My day otherwise is pretty boring. Normal day to day routine. As I wind down though for the night I browse Facebook and instantly my heart plummets to my belly. My sister and niece and my two great nephews and who knows who else, is in town three hours away for our aunts ninetieth birthday party. I had to learn it from Facebook. Nice. How’s that for family?
I have other siblings. Three brothers and two other sisters to be exact. You know why I don’t say “fuck you” to them though? They do their thing. Yes, we may not talk often or at all but they keep to themselves and I will not hesitate to say that I like it that way. I used to think I didn’t. I used to be all “Ohhhh family rocks. It’s your foundation of life…blah blah blah.” Guess what? It’s nothing but a foundation for a quickly washed away sandcastle.
My family is me. My son. My dog. The many wonderful friends I’ve met along my journey in life thus far. The ones who, when I don’t post something silly to my page for a whole day, they are messaging me. The friends who if I don’t feel well or I’m having an emotionally crap-tastic day, text pictures of goats to my phone, or post them to my wall. Those people are my family. The friends I see in the grocery store and stop me to say hello and we chat for a few minutes. The girls I went to nursing school together with. The nurses I work with on a daily basis. That is my family. They know me. They know what I go through inside and out yet they don’t judge. They know that I’m working on changing me. Transforming myself.

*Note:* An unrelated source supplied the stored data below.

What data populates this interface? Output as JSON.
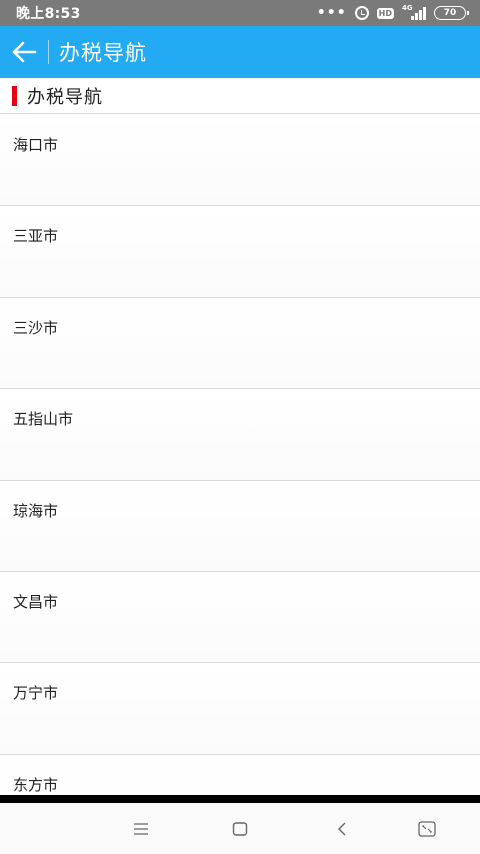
{
  "status_bar": {
    "time": "晚上8:53",
    "dots": "•••",
    "hd_label": "HD",
    "network": "4G",
    "battery": "70"
  },
  "app_bar": {
    "title": "办税导航",
    "back_icon": "arrow-left-icon"
  },
  "section": {
    "title": "办税导航",
    "marker_color": "#e60012"
  },
  "cities": [
    "海口市",
    "三亚市",
    "三沙市",
    "五指山市",
    "琼海市",
    "文昌市",
    "万宁市",
    "东方市"
  ],
  "nav_bar": {
    "buttons": [
      "menu-icon",
      "home-square-icon",
      "back-chevron-icon",
      "screen-expand-icon"
    ]
  },
  "colors": {
    "app_bar": "#22aaf2",
    "status_bar": "#7a7a7a"
  }
}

I have a friend who constantly reminds me that blood doesn’t make family and she’s right. It’s time I move on. The doors have been open long enough and dust is beginning to gather at the threshold. It’s time for me to quietly shut those doors and windows. To patch up the cracks in the floorboards. I will make it. I’ve got all I need to be successful in life and I’m learning that those people don’t make or break me anymore.
As I close my eyes and the last open door to my heart creeps shut. I whisper goodbye to that part of my life. It was nice knowing you.